The polling list for the December 1832 election listed Richard Maw, John Maw (born 1790/91), Samuel Maw and Cornelius Maw (born 16/11/1798, Crowle) as having voting qualifications (not necessarily residence) in Crowle. The 1835 polling list recorded the same Maws with voting qualifications in Crowle.
Pigot & Co.'s Directory of Yorks, Leics etc, 1841, listed at Crowle, under the “Gentry and Clergy” heading, four gentlemen called Maw: Cornelius Maw, John Maw, Richard Maw and Samuel Maw. There were odd possibly-related Maws from Doncaster to Hull, but there was a similar noticeable cluster of Maws at Epworth.

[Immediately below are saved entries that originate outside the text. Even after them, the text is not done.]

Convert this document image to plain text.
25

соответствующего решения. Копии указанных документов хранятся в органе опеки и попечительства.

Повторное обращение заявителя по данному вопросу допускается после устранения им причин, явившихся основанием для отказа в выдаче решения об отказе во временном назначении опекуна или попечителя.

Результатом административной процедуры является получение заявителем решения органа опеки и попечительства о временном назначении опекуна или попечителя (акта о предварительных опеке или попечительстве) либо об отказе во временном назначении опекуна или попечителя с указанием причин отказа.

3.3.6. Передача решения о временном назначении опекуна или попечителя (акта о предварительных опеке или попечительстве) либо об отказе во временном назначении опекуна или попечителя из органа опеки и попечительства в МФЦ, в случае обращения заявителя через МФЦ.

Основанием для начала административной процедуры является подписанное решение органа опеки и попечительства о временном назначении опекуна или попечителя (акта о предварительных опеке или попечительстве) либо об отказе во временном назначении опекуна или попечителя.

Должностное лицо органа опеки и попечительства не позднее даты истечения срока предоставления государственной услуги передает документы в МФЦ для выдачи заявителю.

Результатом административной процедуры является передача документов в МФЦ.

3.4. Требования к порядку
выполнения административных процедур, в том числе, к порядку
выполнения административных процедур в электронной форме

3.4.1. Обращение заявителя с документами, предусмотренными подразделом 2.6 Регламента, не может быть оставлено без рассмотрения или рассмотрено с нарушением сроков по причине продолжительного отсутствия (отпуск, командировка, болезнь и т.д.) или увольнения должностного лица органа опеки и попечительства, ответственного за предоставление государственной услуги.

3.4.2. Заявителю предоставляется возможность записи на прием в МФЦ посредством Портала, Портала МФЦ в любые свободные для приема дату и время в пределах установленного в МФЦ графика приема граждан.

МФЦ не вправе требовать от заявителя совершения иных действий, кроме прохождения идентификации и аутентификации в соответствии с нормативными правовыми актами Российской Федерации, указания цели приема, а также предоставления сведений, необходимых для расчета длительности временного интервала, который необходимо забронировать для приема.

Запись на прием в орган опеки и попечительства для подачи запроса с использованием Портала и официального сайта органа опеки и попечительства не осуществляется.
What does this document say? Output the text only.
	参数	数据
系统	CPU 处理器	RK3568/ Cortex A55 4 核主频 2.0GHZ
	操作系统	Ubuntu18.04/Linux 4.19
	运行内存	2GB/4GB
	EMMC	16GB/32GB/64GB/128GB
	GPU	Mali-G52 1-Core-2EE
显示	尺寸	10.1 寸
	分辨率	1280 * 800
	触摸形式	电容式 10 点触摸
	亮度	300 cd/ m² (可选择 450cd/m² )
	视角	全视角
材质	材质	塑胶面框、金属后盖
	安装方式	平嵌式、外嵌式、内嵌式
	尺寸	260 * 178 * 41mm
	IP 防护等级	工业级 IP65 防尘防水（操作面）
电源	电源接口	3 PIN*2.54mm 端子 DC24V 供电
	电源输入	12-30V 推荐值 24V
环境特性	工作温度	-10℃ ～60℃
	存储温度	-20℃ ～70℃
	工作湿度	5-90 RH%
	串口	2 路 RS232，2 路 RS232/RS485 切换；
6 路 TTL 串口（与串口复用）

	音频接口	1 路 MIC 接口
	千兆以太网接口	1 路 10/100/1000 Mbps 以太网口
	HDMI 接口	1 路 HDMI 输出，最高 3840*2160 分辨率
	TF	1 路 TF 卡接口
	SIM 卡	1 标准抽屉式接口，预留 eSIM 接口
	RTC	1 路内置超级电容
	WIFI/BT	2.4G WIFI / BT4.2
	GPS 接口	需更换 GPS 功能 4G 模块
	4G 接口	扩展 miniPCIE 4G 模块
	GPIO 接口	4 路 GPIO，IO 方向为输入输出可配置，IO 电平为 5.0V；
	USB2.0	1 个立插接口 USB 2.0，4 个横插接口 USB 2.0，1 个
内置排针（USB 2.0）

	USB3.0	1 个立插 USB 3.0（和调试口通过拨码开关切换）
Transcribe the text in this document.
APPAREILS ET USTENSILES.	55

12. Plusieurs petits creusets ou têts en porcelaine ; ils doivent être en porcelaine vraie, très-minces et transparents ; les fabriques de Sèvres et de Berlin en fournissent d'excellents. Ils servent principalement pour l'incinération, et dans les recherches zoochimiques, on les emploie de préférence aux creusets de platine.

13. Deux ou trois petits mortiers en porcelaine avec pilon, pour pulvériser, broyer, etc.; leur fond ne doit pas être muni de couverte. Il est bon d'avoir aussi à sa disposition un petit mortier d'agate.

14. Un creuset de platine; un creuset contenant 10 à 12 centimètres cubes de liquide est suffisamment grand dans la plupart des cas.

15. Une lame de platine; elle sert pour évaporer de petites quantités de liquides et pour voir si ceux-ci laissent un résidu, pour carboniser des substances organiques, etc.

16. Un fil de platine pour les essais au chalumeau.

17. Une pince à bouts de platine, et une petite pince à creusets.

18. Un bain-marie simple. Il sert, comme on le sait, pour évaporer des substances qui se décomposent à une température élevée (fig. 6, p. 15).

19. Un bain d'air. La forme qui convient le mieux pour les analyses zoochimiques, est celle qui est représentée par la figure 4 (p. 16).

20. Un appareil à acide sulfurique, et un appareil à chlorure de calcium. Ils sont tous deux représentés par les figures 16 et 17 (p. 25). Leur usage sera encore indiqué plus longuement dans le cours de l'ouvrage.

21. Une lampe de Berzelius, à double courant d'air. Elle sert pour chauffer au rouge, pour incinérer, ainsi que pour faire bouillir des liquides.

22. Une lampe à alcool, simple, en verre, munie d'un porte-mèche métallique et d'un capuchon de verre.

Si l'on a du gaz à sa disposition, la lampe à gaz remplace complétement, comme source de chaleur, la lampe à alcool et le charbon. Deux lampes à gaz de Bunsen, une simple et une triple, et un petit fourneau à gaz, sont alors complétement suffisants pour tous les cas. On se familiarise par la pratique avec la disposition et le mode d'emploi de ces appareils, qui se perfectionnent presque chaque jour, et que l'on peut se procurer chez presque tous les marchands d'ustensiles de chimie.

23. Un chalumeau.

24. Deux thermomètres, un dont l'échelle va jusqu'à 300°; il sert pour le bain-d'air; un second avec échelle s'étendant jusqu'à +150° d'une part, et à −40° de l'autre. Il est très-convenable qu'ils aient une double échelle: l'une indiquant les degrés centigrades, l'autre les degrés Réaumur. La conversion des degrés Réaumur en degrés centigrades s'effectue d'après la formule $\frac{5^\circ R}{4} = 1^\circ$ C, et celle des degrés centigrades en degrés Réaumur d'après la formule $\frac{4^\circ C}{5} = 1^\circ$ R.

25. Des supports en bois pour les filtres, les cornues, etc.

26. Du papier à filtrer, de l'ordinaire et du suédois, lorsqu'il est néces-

The 1841 polling list saw the addition, to the earlier four, of Henry Lister Maw and Robert Maw to the Maws with voting qualifications in Crowle.
Henry Lister Maw
Henry Lister Maw was a son of John Henry Maw (born 1758/59, at Epworth, Lincolnshire, died 23rd June 1826 at Doncaster) and Elizabeth Maw (née Lister, born 1774/75 at Tetley Hall, in the hamlet of Tetley, in the township of Crowle, died 6th October 1853). He was born, apparently, at Warmsworth Hall in1801. He was christened at Warmsworth on 22nd March 1801. Warmsworth is on the south-west periphery of Doncaster.
Tetley Hall was apparently the established “seat” of the Maws of Crowle, so quite how Henry Lister Maw’s mother came to be born there is unclear. There are at least 23 Maws buried in Crowle cemetery.
On 21st March 1839 he married Sarah Ann Peacock, at Crowle. These two had at least four children:
Henry Lister Maw is elusive in the 1841 census. He may have been at sea. The places of the birth of the children make it clear his domestic residence was Tetley Hall, Crowle.
Tetley is a hamlet between Crowle and Ealand. Apparently the original Tetley Hall was built in the 18th century by George Stovin, but was further developed by Henry Lister Maw over the period 1829-39.
The 1841 polling list saw the addition, to the earlier four Maws listed, of Henry Lister Maw of Tetley Hall and Robert Maw to the Maws with voting qualifications (not necessarily residence) in Crowle.
The 1851 census found Henry Lister Maw, his wife and first three children, living at Tetley Hall, Crowle, with nine servants. Henry was a lieutenant in the Royal Navy, and was a landowner.
The 1852 polling list had Henry Maw Lister, Samuel Maw and Cornelius Maw as the only Maws still listed under Crowle.
White’s History, Gazetteer & Directory of Lincolnshire, 1856, listed Henry Lister Maw at Tetley Hall. White’s says of this gentleman, “His ancestors were long-seated here, and one of them suffered martyrdom at Lincoln.” White goes on to list Solomon Maw as a boot and shoe maker, Cornelius and Samuel Maw as jointly owning a farm, Robert Maw and Simon Maw as owning their own farms, Robert Maw junior as a potato merchant, and James Maw as a farmer (but not owner).
Kelly’s Post Office Directory of Lincolnshire, 1861, lists under “Private Residents” Cornelius Maw, Henry Lister Maw (still at Tetley Hall), and Samuel Maw, and lists under “Commercial” James Maw and Simon Maw as farmers.
The 1861 census found brothers found Henry, his wife, daughter Sarah and son Thomas, living at Tetley Hall, Crowle, with five servants. Farmers Samuel and Cornelius were at the same time living in High Street, Crowle, with two domestic servants. Henry was now a retired Royal Navy lieutenant.
Henry Lister Maw wrote a book “Journal of a passage from the Pacific to the Atlantic: [etc]”
In 1871 he was living in retirement at 1 Columbia Road, Birkenhead, Cheshire.
The death of Henry Lister Maw was registered in the last quarter of 1874, at Birkenhead, Cheshire. The death of his wife was registered in the third quarter of 1878, at Birkenhead, Cheshire.
“Maw, Doncaster” attended the second annual meeting of the original Yorkshire Chess Association, in November 1841, at Wakefield. The attribution “Doncaster” suggests this “Maw” is more likely to have been Henry Lister Maw than Samuel Maw.